The church is not a political party, and so the argument does not carry over perfectly. But a recent paper from the Church of England’s Faith and Order Commission (FAOC) makes some observations about disagreement which are pertinent. It quotes from a World Council of Churches report that articulates different forms that ‘unity’ can take, and these include:

communion in the fullness of apostolic faith; in sacramental life; in a truly one and mutually recognized ministry; in structures of conciliar relations and decision-making; and in common witness and service in the world.

Commenting on unity within the Church of England, FAOC notes:

The sequence should not be read hierarchically, as if composed in descending order of significance. Witness and service in a particular place in the world has shaped and indeed defined the Church of England and the way that it has lived communion in Christ. The strength of commitment here has been another crucial factor alongside common forms of worship in forming the distinctive manner in which the Church of England has held diversity in unity and pluriformity in unanimity.

But the same applies to relations with other denominations. It is perfectly possible for Anglicans and Roman Catholics (along with Christians from other denominations) to express ‘common witness and service in the world’ without any formal agreements—and many would argue that this is the most important form of Christian unity, and contributes much more than decades of debate about doctrinal difference in the form of ARCIC.

And perhaps, as Hilton comments, it is rather important to be honest about our differences rather than try and cover them over. The constant refrain is a text that Hilton, too, cites, from John 17.21: ‘…that all of them may be one, Father, just as you are in me and I am in you.’ But this is only the second half of Jesus’ prayer, and his central request to his Father comes in verse 17: ‘Sanctify them by the truth; your word is truth.’ In the long term, complete unity will only come by means of agreement on the truth. But in the meantime, good relations and shared actions testify to the truth of God’s grace more than any form of institutional unification.

In the light of all this, I think the joint statement issue by Archbishop Justin and Pope Francis makes fascinating reading, and includes some impressive observations. Firstly, the opening emphasis is on faithful witness, highlighting the fact that unity is not an end in itself. Secondly, it is very clear that unity is tied to truth, and that there are a range of issues on which the churches do not agree. ‘Behind these differences lies a perennial question about how authority is exercised in the Christian community.’ Thirdly, it recognises that, whilst formal relations are some way apart, personal and practical working together can have a powerful effect and contribute to the effectiveness of mission.
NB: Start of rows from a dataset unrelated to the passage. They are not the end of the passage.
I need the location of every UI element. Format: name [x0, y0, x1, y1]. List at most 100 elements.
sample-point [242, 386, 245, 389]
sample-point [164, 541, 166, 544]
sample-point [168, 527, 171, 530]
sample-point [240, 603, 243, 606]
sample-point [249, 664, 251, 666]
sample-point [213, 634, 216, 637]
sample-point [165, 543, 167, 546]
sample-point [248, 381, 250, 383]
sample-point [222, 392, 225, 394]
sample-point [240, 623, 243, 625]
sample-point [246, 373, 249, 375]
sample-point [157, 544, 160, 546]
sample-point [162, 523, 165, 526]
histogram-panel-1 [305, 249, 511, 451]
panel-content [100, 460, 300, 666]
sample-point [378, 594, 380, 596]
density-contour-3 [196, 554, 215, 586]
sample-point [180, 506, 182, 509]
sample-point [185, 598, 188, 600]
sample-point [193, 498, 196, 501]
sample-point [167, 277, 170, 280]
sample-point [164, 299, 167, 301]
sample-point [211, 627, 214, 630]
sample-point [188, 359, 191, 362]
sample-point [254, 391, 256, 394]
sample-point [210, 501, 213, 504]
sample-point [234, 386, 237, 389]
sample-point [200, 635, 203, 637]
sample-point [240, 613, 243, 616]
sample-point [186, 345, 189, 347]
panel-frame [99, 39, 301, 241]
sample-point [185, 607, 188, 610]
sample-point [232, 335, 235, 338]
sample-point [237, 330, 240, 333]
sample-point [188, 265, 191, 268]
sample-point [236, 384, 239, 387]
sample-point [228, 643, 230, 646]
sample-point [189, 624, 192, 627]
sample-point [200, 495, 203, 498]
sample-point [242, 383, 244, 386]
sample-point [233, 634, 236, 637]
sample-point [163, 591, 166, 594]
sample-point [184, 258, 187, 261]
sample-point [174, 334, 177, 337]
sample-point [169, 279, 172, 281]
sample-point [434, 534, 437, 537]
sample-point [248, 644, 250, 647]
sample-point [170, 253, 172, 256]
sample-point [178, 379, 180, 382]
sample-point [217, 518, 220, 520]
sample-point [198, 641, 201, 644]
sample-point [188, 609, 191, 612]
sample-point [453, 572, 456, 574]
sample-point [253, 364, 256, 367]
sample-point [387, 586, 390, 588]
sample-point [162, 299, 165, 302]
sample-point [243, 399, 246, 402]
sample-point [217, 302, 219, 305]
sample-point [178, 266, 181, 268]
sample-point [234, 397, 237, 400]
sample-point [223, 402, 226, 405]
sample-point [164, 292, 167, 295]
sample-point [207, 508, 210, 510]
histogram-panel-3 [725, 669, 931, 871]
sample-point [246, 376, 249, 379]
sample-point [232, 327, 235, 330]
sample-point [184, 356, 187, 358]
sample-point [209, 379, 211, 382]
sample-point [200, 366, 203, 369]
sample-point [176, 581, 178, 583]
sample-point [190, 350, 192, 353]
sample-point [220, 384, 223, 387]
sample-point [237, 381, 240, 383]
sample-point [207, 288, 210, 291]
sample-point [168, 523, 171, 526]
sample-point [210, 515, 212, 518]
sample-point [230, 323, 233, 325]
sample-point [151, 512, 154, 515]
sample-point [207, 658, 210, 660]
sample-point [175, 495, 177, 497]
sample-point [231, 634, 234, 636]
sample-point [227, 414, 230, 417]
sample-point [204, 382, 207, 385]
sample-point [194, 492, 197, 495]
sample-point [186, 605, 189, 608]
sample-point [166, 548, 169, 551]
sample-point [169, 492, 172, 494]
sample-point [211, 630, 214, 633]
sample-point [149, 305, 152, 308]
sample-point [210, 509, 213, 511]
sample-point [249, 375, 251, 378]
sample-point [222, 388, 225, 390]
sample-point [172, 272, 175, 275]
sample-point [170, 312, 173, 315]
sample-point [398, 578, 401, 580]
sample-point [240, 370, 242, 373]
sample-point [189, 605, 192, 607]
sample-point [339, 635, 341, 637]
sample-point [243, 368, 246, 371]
Wider and deeper than our differences are the faith that we share and our common joy in the Gospel. Christ prayed that his disciples may all be one, “so that the world might believe” (John 17: 21). The longing for unity that we express in this Common Declaration is closely tied to the desire we share that men and women come to believe that God sent his Son, Jesus, into the world to save the world from the evil that oppresses and diminishes the entire creation. Jesus gave his life in love, and rising from the dead overcame even death itself. Christians who have come to this faith, have encountered Jesus and the victory of his love in their own lives, and are impelled to share the joy of this Good News with others. Our ability to come together in praise and prayer to God and witness to the world rests on the confidence that we share a common faith and a substantial measure of agreement in faith.

My hope is that the meeting of the two leaders will encourage this kind of mutual respect and shared action by local churches and Christians of each denomination around the country—which will have made it a worthwhile meeting.

(An earlier version of this post was published last week on Premier Christianity’s blog.)